There’s the number one: Being a mother is the best freaking thing of my life! I’m so glad I’m a mommy! And, thank you for making me breakfast. Yum! Once a year. 

Get away from my babies, world! You can never love them like me!

But numbers two through ninety-nine are always rudely jostling for position. Motherhood is like a stutter on repeat of, it’s really not about you!

Or wait, it is! If they fail, ie, turn into a collage of psycho-murderer blended with a throw-up fake and furry do-gooder, it’s all on me!

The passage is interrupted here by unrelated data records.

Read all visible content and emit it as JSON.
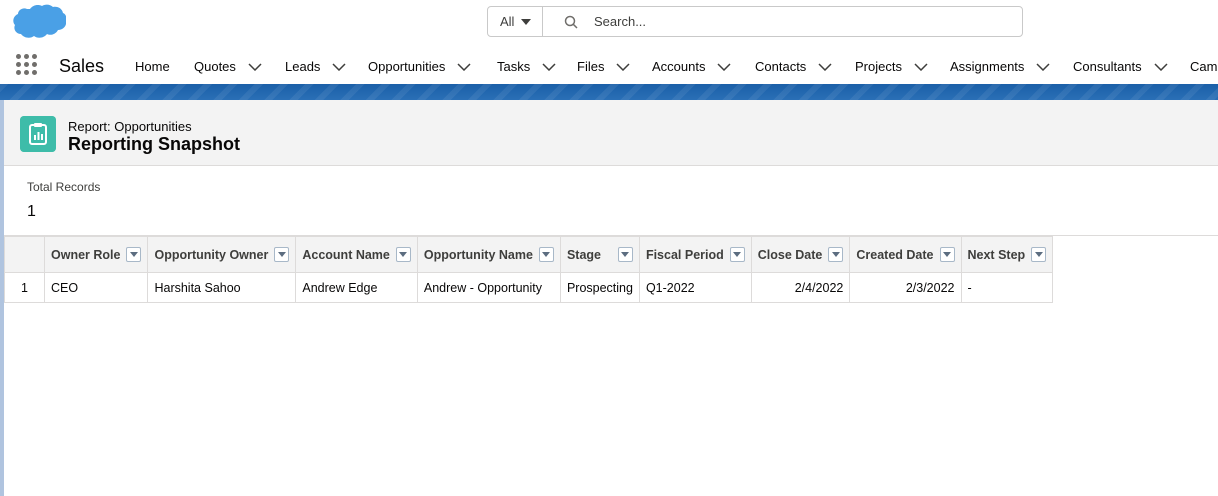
{
  "header": {
    "search": {
      "scope": "All",
      "placeholder": "Search..."
    }
  },
  "nav": {
    "app_name": "Sales",
    "items": [
      {
        "label": "Home"
      },
      {
        "label": "Quotes"
      },
      {
        "label": "Leads"
      },
      {
        "label": "Opportunities"
      },
      {
        "label": "Tasks"
      },
      {
        "label": "Files"
      },
      {
        "label": "Accounts"
      },
      {
        "label": "Contacts"
      },
      {
        "label": "Projects"
      },
      {
        "label": "Assignments"
      },
      {
        "label": "Consultants"
      },
      {
        "label": "Camp"
      }
    ]
  },
  "report": {
    "type_label": "Report: Opportunities",
    "title": "Reporting Snapshot",
    "total_records_label": "Total Records",
    "total_records_value": "1"
  },
  "table": {
    "columns": [
      "Owner Role",
      "Opportunity Owner",
      "Account Name",
      "Opportunity Name",
      "Stage",
      "Fiscal Period",
      "Close Date",
      "Created Date",
      "Next Step"
    ],
    "rows": [
      {
        "num": "1",
        "cells": [
          "CEO",
          "Harshita Sahoo",
          "Andrew Edge",
          "Andrew - Opportunity",
          "Prospecting",
          "Q1-2022",
          "2/4/2022",
          "2/3/2022",
          "-"
        ]
      }
    ]
  },
  "colors": {
    "brand_blue": "#1b5fa8",
    "link_blue": "#0b5cab",
    "report_icon": "#3ebca9"
  },
  "icons": [
    "salesforce-cloud-logo",
    "search-icon",
    "app-launcher-icon",
    "chevron-down-icon",
    "report-icon",
    "filter-dropdown-icon"
  ]
}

Like getting ticketed when your kid shoplifts Snickers at Target. All time low. (I know you’re asking if that happened to me.)

One hundred stays quiet, squat and permanent: Those kids will leave you in the end. And then you are old.

But I think the reason we yell, “Happy Mother’s Day!,” to each other (and please don’t forget the apostrophe! There’s nothing that reminds us of what failures we are as mothers than bad grammer! Or is it gramm-ar?), is so that we remember, we have each other. We are really not alone.

Happy Mother’s Day, Peeps! You look great!

(Ow! Don’t throw things at me!)

And if you don’t get it, than you don’t get. Maybe read this again in ten years.

Self care tip: Stay connected. You are not alone.

Questions: Tell us about your Mother’s Day. Boys too! We want to hear you.